Par exemple, que penser du mutisme de François Fillon et de son équipe, sollicités par l’ONG Transparency International sur les engagements du candidat à l’élection présidentielle en matière de la transparence et d’éthique de la vie publique? Les dix autres candidats, interrogés comme lui sur onze propositions sélectionnées, ont répondu sur la vérification de la situation fiscale, le contrôle des dépenses, le non cumul des mandats, l’indépendance de la justice… Malgré les relances, le candidat de la droite et du centre fut le seul à refuser de faire connaître ses engagements, a constaté Daniel Lebègue, président de l’ONG. La transparence… «et alors?», pourrait rétorquer son entourage, comme après l’annonce de la mise en examen du candidat …

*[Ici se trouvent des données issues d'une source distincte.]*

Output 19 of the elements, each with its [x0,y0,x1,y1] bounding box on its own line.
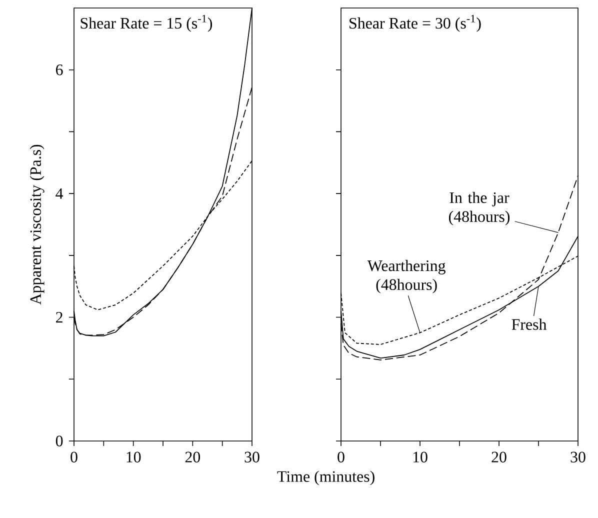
x-tick-label: 20 [185,452,200,462]
x-tick-label: 0 [70,452,78,462]
x-tick-label: 30 [570,452,586,462]
y-tick-label: 0 [56,436,63,446]
x-tick-label: 10 [413,452,428,462]
chart-title: Shear Rate = 15 (s$^{-1}$) [80,14,212,32]
x-tick-label: 30 [244,452,260,462]
text: In the jar (48hours) [448,192,510,226]
x-tick-label: 0 [338,452,344,462]
y-tick-label: 4 [56,188,64,199]
y-tick-label: 6 [56,64,63,76]
y-tick-label: 2 [56,312,62,323]
x-tick-label: 20 [492,452,506,462]
series-label: Wearthering (48hours) [367,260,446,294]
legend-label: Fresh [512,318,547,330]
x-tick-label: 10 [126,452,141,462]
chart-title: Shear Rate = 30 (s$^{-1}$) [350,14,481,32]
y-axis-title: Apparent viscosity (Pa.s) [30,144,44,305]
x-axis-title: Time (minutes) [277,470,374,486]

Une accumulation que l’opinion ne supporte plus

«L’affaire» Fillon n’est pourtant que le dernier avatar d’une succession d’électrochocs qui ont, depuis plusieurs décennies, éprouvé la démocratie française. Par exemple, pendant longtemps, en France, les personnalités exerçant un mandat public n’ont pas jugé prioritaire de rendre des comptes à l’opinion publique sur la façon de gérer les deniers publics qui leur sont alloués dans l’exercice de leur mandat. Au point qu’en 2010, en matière de transparence de la vie publique, la France en Europe pointait au… 26e rang sur 27, devançant seulement la Slovénie. Un score véritablement honteux! 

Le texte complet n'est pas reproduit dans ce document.